Выбрать главу

Легко доставшееся первенство вызвало у Бориса пренебрежительное отношение к урокам рисования.

Но вот в училище перевели из лицея двух новых учеников.

Почему-то в училище прислали и пары этих учеников. Когда парты были установлены в классе, на внутренней стороне одной из них, принадлежавшей Виктору Дубровскому, была обнаружена вырезанная перочинным ножом картина, — она изображала морское сражение. Разбитый корабль, захлестнутый волнами, погружался на дно, на мостике стоял капитан, гордо сложив на груди руки, и мимо его лица плавали удивленные рыбы.

Но ребята решили, что Виктор Дубровский врёт, будто рисунок сделал он сам.

Внимательно разглядывая рисунок на парте, Борис испытывал щемящее чувство тревоги.

На первом же уроке рисования все выяснялось.

Борис, как обычно, сдал свою работу первым. Сдали свои работы почти все ученики, только один Дубровский сидел, склонившись над своей тетрадью, не обращая внимания на насмешливый шепот.

Прозвенел звонок.

Учитель подошел и взял у Дубровского работу. Тот растерянно протянул руку, жестом умоляя подождать еще немного. Учитель сердито сказал:

— Времени было достаточно.

— Ну еще секунду! — попросил Дубровский и потянул тетрадь к себе.

Бумажная стрела ударила Дубровского в щеку, он оглянулся.

Учитель взял тетрадь и направился к кафедре, перелистывая её на ходу. И вдруг лицо его покраснело; резко повернувшись и обведя класс возбужденным взглядом, он поднял над головой тетрадь Дубровского и, показывая всем, воскликнул:

— Смотрите, господа! Скворцов, вы тоже смотрите!

Ученики увидели голову умирающего гладиатора, но не мертвый гипсовый отпечаток ее, а живое лицо страдающего человека с меркнущими глазами.

Столпившись вокруг Дубровского, ученики восхищенно поздравляли его. А Дубровский, поеживаясь, печально говорил:

— Мне бы еще полчасика! Морщины на лбу, как на голенище сапога, получились, неживые.

Борис решил не сдаваться. Он просиживал за тетрадью целые дни, но рисунки получались у него по-прежнему холодные и черствые.

Он подозревал, что Дубровский владеет каким-то особым секретом.
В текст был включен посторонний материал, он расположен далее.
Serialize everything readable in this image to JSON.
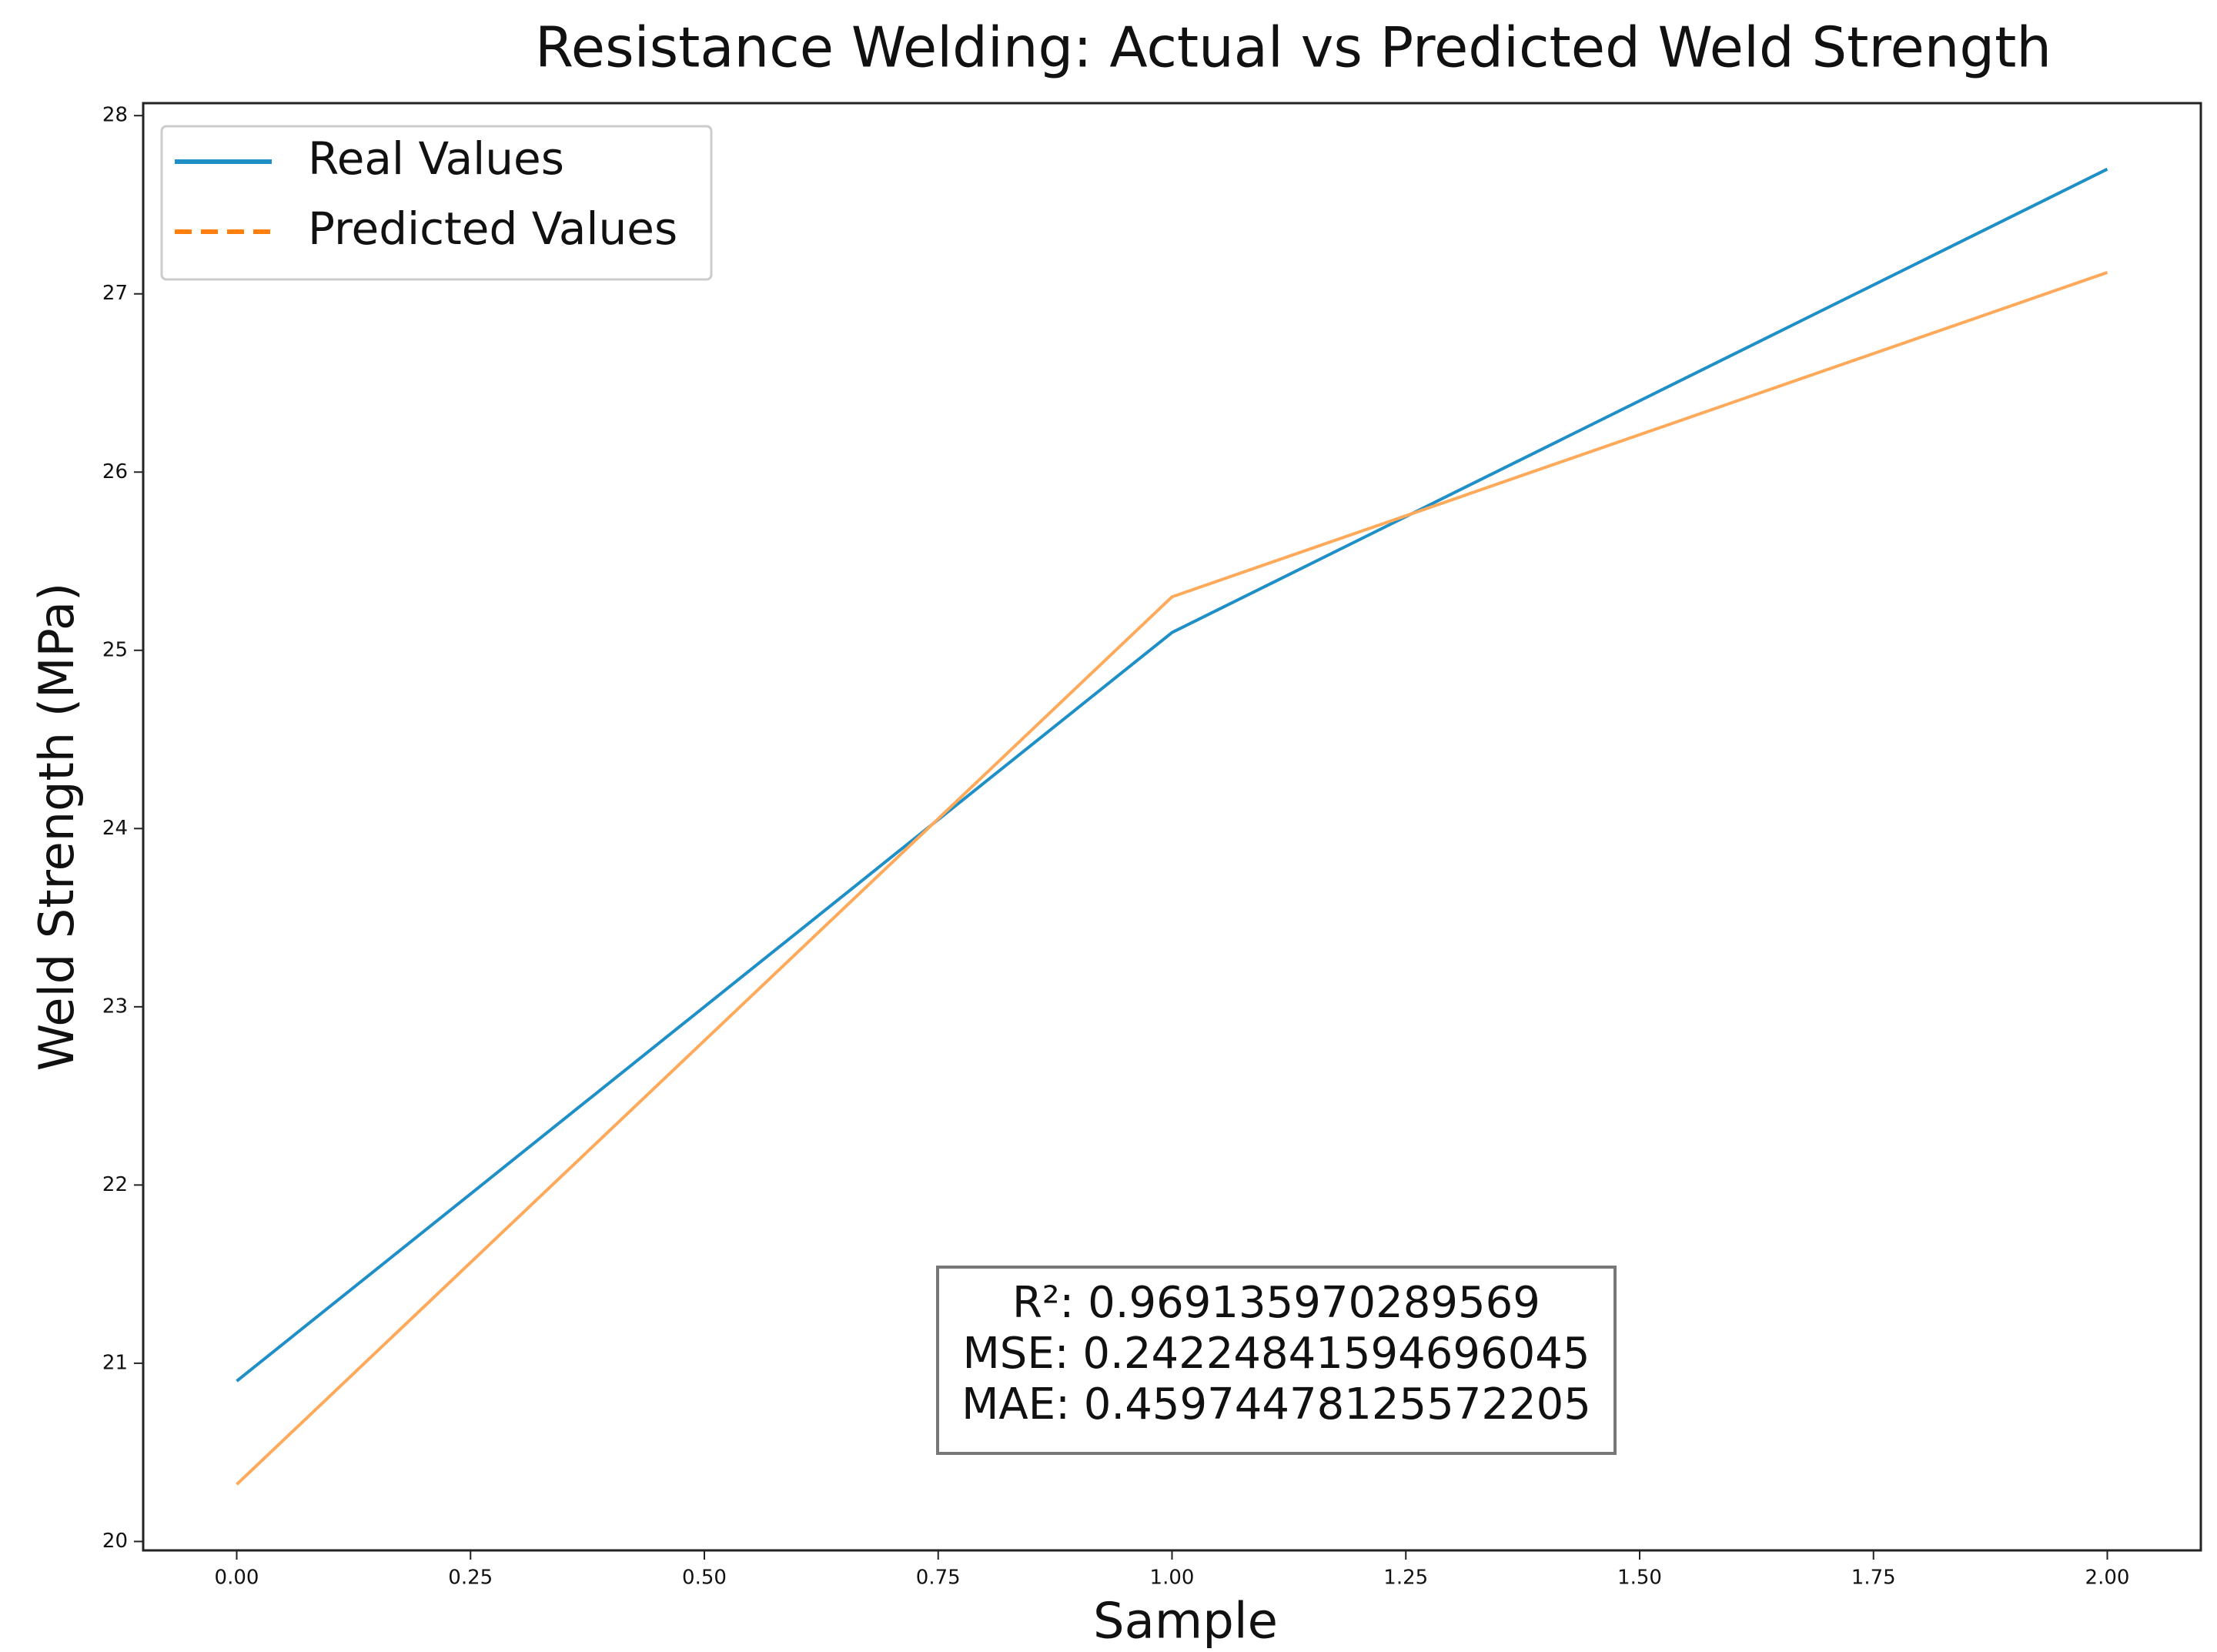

Ревниво и внимательно Борис изучал рисунки Дубровского, но секрета раскрыть не мог.

Дубровский помог ему сам. Как-то во время большой перемены Борис увидел Дубровского у подоконника с листком бумаги. Борис спросил, зачем он рисует, когда сейчас перемена. Дубровский, подняв голову, сказал удивленно:

— Но ведь я люблю рисовать, мне это нравится.

Борис отошел от него обиженный. И вдруг как-то внезапно пришла мысль:

«Но ведь я бы не стал рисовать во время перемены, — значит, я просто не люблю рисовать, значит, не в особенности моего «я» дело, а в чем-то другом. В чем же? Любить то, что ты делаешь… Пожалуй, верно… Вот если бы вместо урока рисования мне предложили…»

Но решить, что он выбрал бы в этом случае, Борис пока еще не мог.

ПЕСНЯ О СОКОЛЕ

Замаскировавшись учебником Шапошникова и Вальцева, Борис весь вечер читал роман «Таинственный автомобиль».

Мать ходила на цыпочках, чтобы не мешать сыну заниматься. Отец мастерил синий колпак для лампы, осторожно бряцая ножницами.

Ложась спать, Борис вспомнил зловещее обещание математика вызвать завтра к доске.

«Опоздать на урок, сославшись на железнодорожную катастрофу? Купить в аптеке бинт и замотать голову, чтобы видны были только одни глаза? Или, может, обмазать йодом правую руку и подвесить ее к груди на ремне?»

В тоскливом предчувствии неотвратимой беды Борис искал способа избежать ее.

И тут он вспомнил о боге.

Поднявшись с постели, он стал голыми коленями на холодный пол и, уставившись в темный угол комнаты, начал креститься и кланяться.

— Боженька, помоги мне! Сделай так, чтобы меня завтра не вызвали к доске.

Дверь открылась, в комнату вошел отец, остановившись, он наблюдал за сыном.

Борис заметил отца, смутился и юркнул под одеяло.

— Боря, — помедлив, спросил отец, — если б тебе что-нибудь было нужно, ну, скажем, деньги, мог бы ты их попросить у незнакомого человека?

Борис лежал молча под одеялом и чувствовал, как горят у него щеки.

— Ну а если бы ты совершил дурной поступок и его можно было бы свалить на другого, скажем, с помощью меня или твоей матери, обратился бы ты к нам с такой просьбой?